Friday, October 30, 2009

Clear your head

A number of years ago, working at Right Media,  I was struggling to solve the crisis of the moment. I don't recall exactly what was wrong, but I'm guessing we were totally down, not serving ads at all, and I was the one who needed to figure out what was wrong and fix it. In other words, the problem was more ops related than a problem with the code behind the ad servers themselves. At any rate, my boss, Brian (whom I continue to work for at AppNexus, gave me some good advice that has stuck with me to this day. He said, and I probably paraphrase a bit here, "Pete, you don't have a clear head. Go outside, walk around the block, then come back, figure out the right way to tackle this problem, and solve it." He was right. For me, clearing my head and then tackling the problem, despite the urgency of the situation, meant that I solved the problem faster than I would have if I had just sat there banging my head against the problem and letting frustration mount.

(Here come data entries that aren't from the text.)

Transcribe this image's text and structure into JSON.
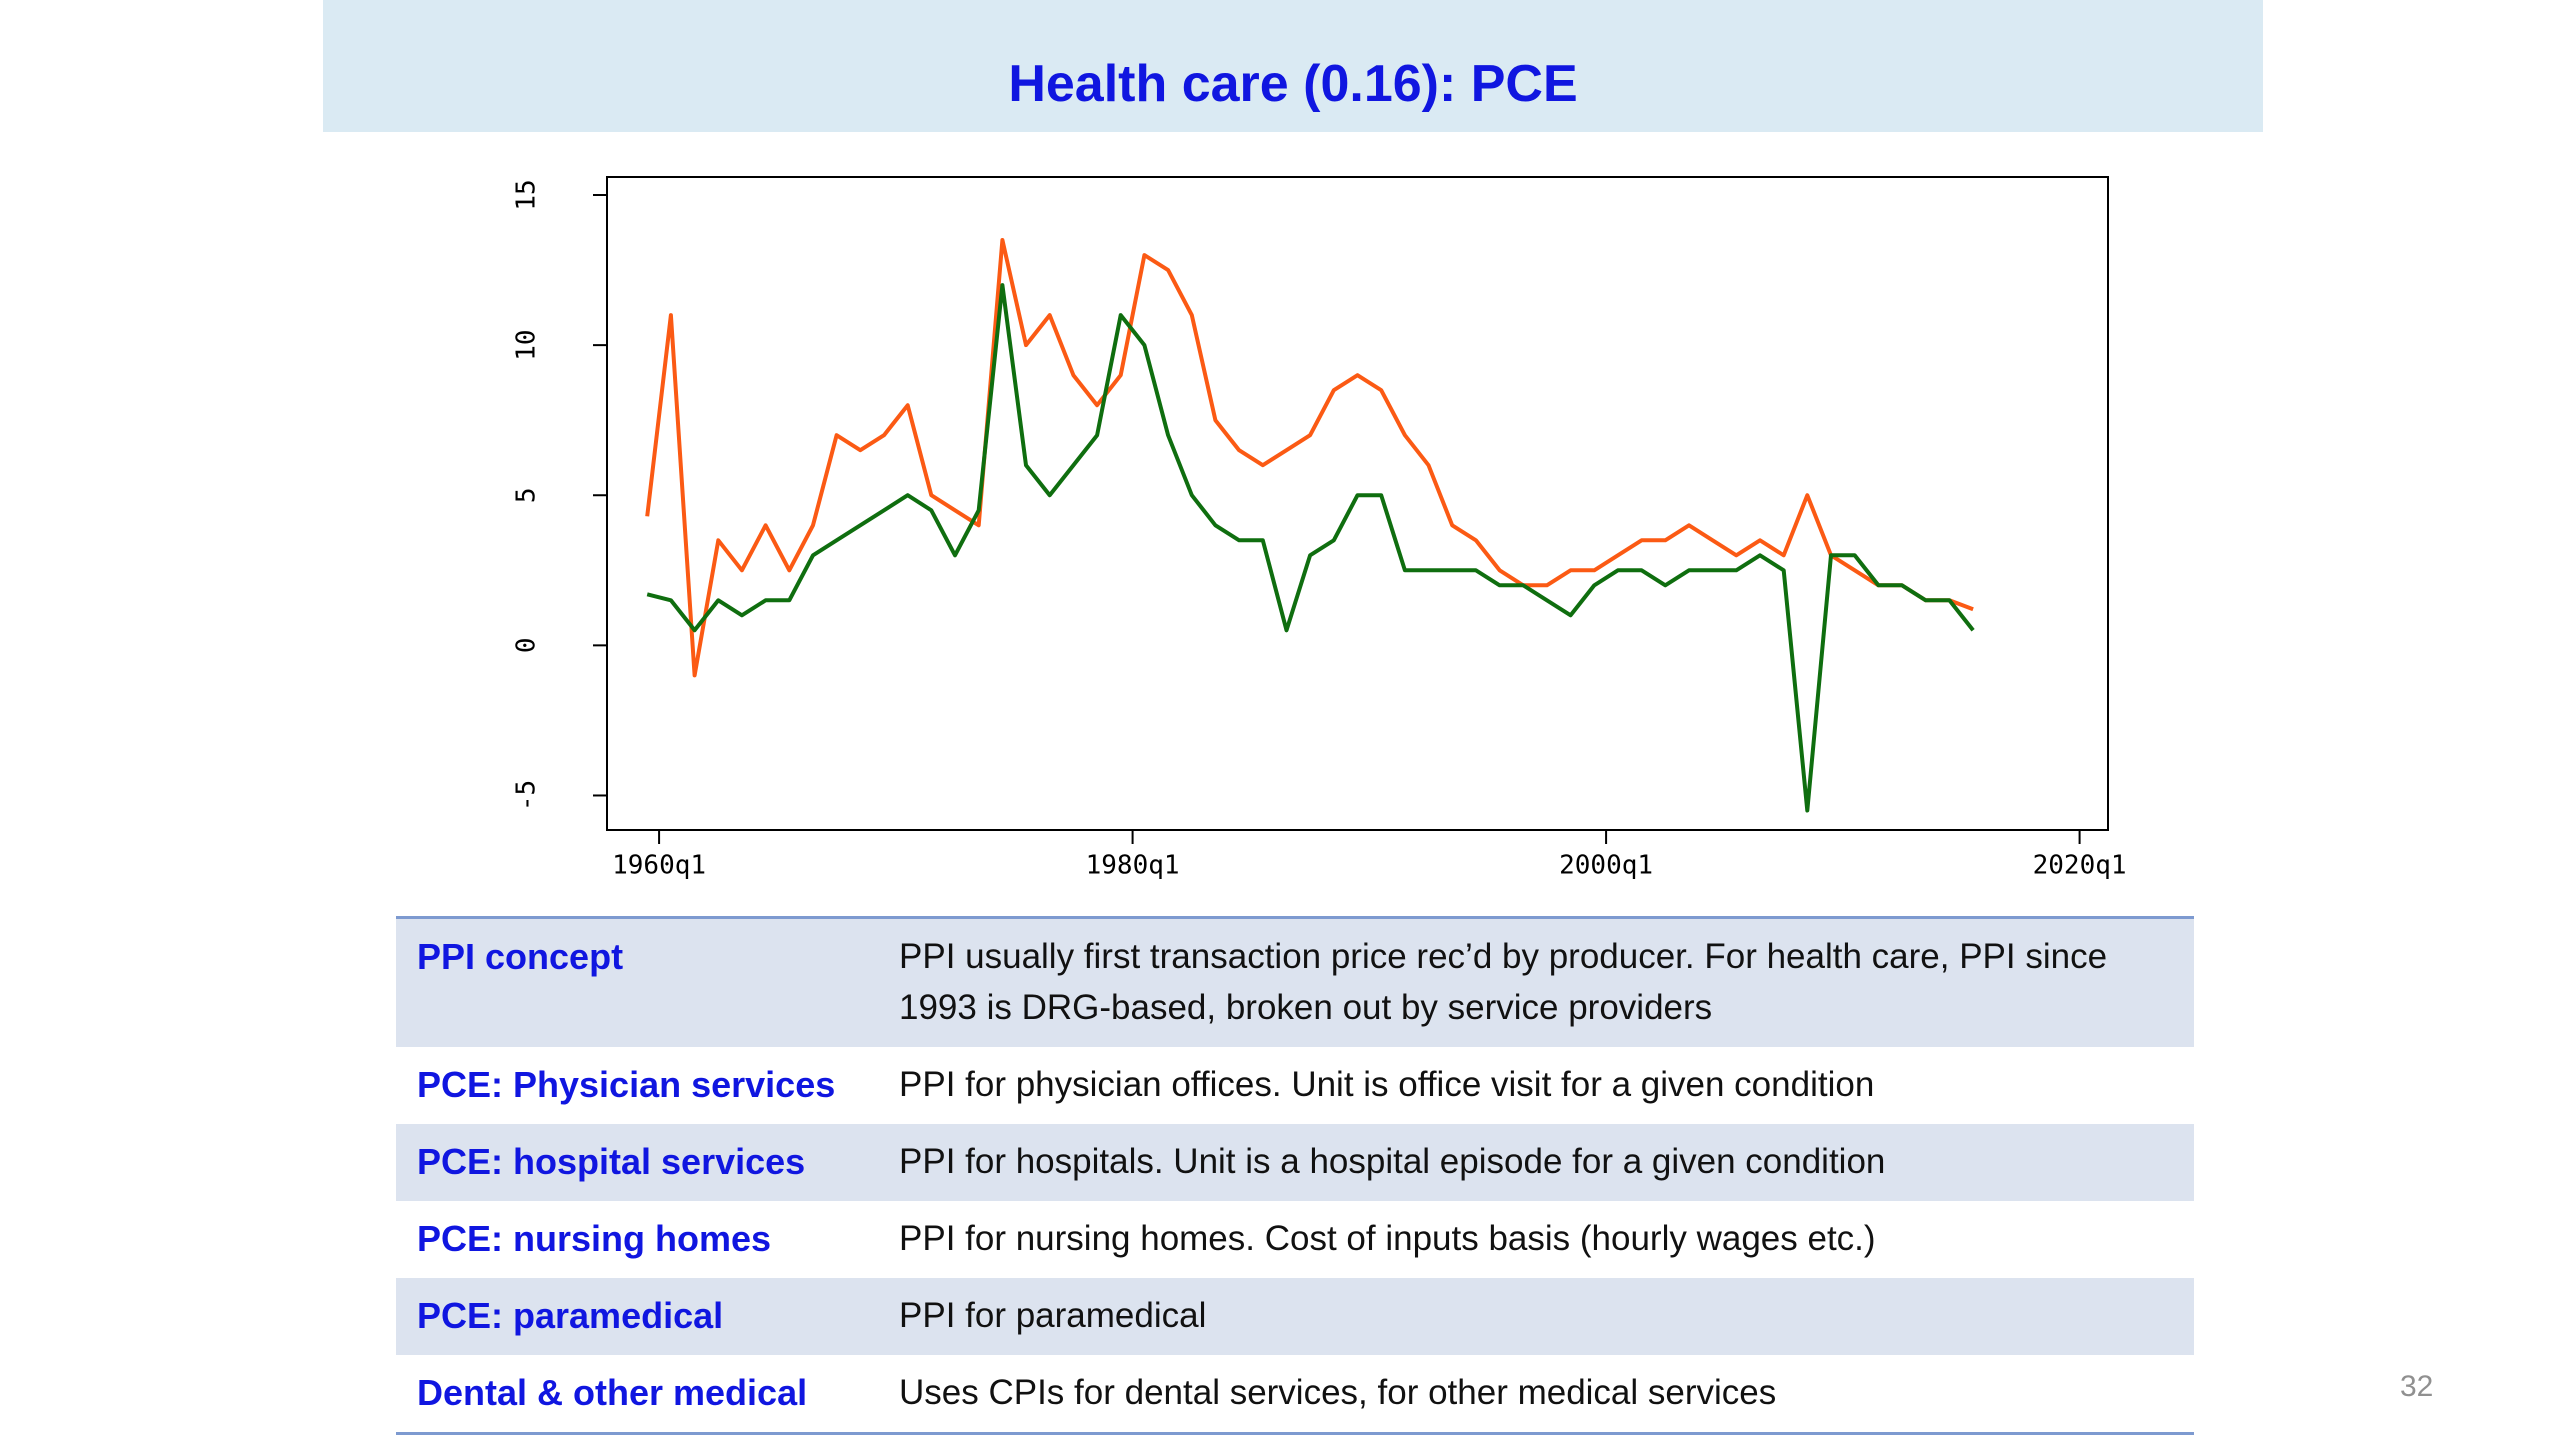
{
  "header": {
    "title": "Health care (0.16): PCE"
  },
  "chart_data": {
    "type": "line",
    "x": [
      1959.5,
      1960.5,
      1961.5,
      1962.5,
      1963.5,
      1964.5,
      1965.5,
      1966.5,
      1967.5,
      1968.5,
      1969.5,
      1970.5,
      1971.5,
      1972.5,
      1973.5,
      1974.5,
      1975.5,
      1976.5,
      1977.5,
      1978.5,
      1979.5,
      1980.5,
      1981.5,
      1982.5,
      1983.5,
      1984.5,
      1985.5,
      1986.5,
      1987.5,
      1988.5,
      1989.5,
      1990.5,
      1991.5,
      1992.5,
      1993.5,
      1994.5,
      1995.5,
      1996.5,
      1997.5,
      1998.5,
      1999.5,
      2000.5,
      2001.5,
      2002.5,
      2003.5,
      2004.5,
      2005.5,
      2006.5,
      2007.5,
      2008.5,
      2009.5,
      2010.5,
      2011.5,
      2012.5,
      2013.5,
      2014.5,
      2015.5
    ],
    "series": [
      {
        "color": "#fb5a14",
        "values": [
          4.3,
          11,
          -1,
          3.5,
          2.5,
          4,
          2.5,
          4,
          7,
          6.5,
          7,
          8,
          5,
          4.5,
          4,
          13.5,
          10,
          11,
          9,
          8,
          9,
          13,
          12.5,
          11,
          7.5,
          6.5,
          6,
          6.5,
          7,
          8.5,
          9,
          8.5,
          7,
          6,
          4,
          3.5,
          2.5,
          2,
          2,
          2.5,
          2.5,
          3,
          3.5,
          3.5,
          4,
          3.5,
          3,
          3.5,
          3,
          5,
          3,
          2.5,
          2,
          2,
          1.5,
          1.5,
          1.2
        ]
      },
      {
        "color": "#0f6e0f",
        "values": [
          1.7,
          1.5,
          0.5,
          1.5,
          1,
          1.5,
          1.5,
          3,
          3.5,
          4,
          4.5,
          5,
          4.5,
          3,
          4.5,
          12,
          6,
          5,
          6,
          7,
          11,
          10,
          7,
          5,
          4,
          3.5,
          3.5,
          0.5,
          3,
          3.5,
          5,
          5,
          2.5,
          2.5,
          2.5,
          2.5,
          2,
          2,
          1.5,
          1,
          2,
          2.5,
          2.5,
          2,
          2.5,
          2.5,
          2.5,
          3,
          2.5,
          -5.5,
          3,
          3,
          2,
          2,
          1.5,
          1.5,
          0.5
        ]
      }
    ],
    "xlim": [
      1957.8,
      2021.2
    ],
    "ylim": [
      -6.15,
      15.6
    ],
    "xticks": [
      {
        "value": 1960,
        "label": "1960q1"
      },
      {
        "value": 1980,
        "label": "1980q1"
      },
      {
        "value": 2000,
        "label": "2000q1"
      },
      {
        "value": 2020,
        "label": "2020q1"
      }
    ],
    "yticks": [
      -5,
      0,
      5,
      10,
      15
    ]
  },
  "table": {
    "rows": [
      [
        "PPI concept",
        "PPI usually first transaction price rec’d by producer. For health care, PPI since 1993 is DRG-based, broken out by service providers"
      ],
      [
        "PCE: Physician services",
        "PPI for physician offices. Unit is office visit for a given condition"
      ],
      [
        "PCE: hospital services",
        "PPI for hospitals. Unit is a hospital episode for a given condition"
      ],
      [
        "PCE: nursing homes",
        "PPI for nursing homes. Cost of inputs basis (hourly wages etc.)"
      ],
      [
        "PCE: paramedical",
        "PPI for paramedical"
      ],
      [
        "Dental &  other medical",
        "Uses CPIs for dental services, for other medical services"
      ]
    ]
  },
  "page_number": "32"
}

Fast forward to today. I've been working on a script that synchronizes data between our Netezza and MySQL. In other words, I have a table in Netezza, and I need to have it replicating to MySQL. Sounds simple, right? The complication is that the MySQL table has an extra field, called last_updated, which defaults to current timestamp. The data that I pull from the Netezza lacks this field. Any data that does not need updating in MySQL should have this field left alone.

My first attempt (and what went into production) was this:

load data local infile '$csv_file' replace into table $mysql_table fields terminated by ',';

This worked just fine, until the Netezza table stopped populating and my script kept reading the same data over and over again and inserting the data (with fresh timestamps) into MySQL. This was not the desired affect. With MySQL, REPLACE INTO deletes rows and does new inserts, and since we weren't specifying the last_updated field, it would auto-populate with the current timestamp. Since the data I was inserting was identical to the data that was there before, the last_updated field should have been left alone.

So today, I was working on a new script that uses an ODBC connection via DBD::ODBC to get the data out of the Netezza and the DBD::MySQL module to connect to the MySQL. I had the code nearly done, and I stopped and looked at it.

And shuddered.

I realized that going by the "hit by the bus" theory, if someone else needed to take over my code, they were, to put it bluntly, screwed. And that didn't feel so good.

So, I took a walk.

When I returned, a much more elegant solution was in my brain, ready to go:

1) Select the data out of MySQL into a hash
2) Select the data out of Netezza
3) If the data isn't already in the hash, put it in the hash
4) If the data is in the hash but isn't identical, replace the value in the hash
5) If the data is in the hash and is identical, delete it
6) Iterate over the hash, creating INSERT INTO ... ON UPDATE ...; statements.

Now, I'm not positive I found the perfect solution OR that there isn't a better way, but my current solution is *much* better than what I had written previously.

When you've got a tricky problem to solve, take a walk.

1 comment:

Greg said...

Good advice. I used to take a walk around the block every day at 4pm and eat an apple to clear my head.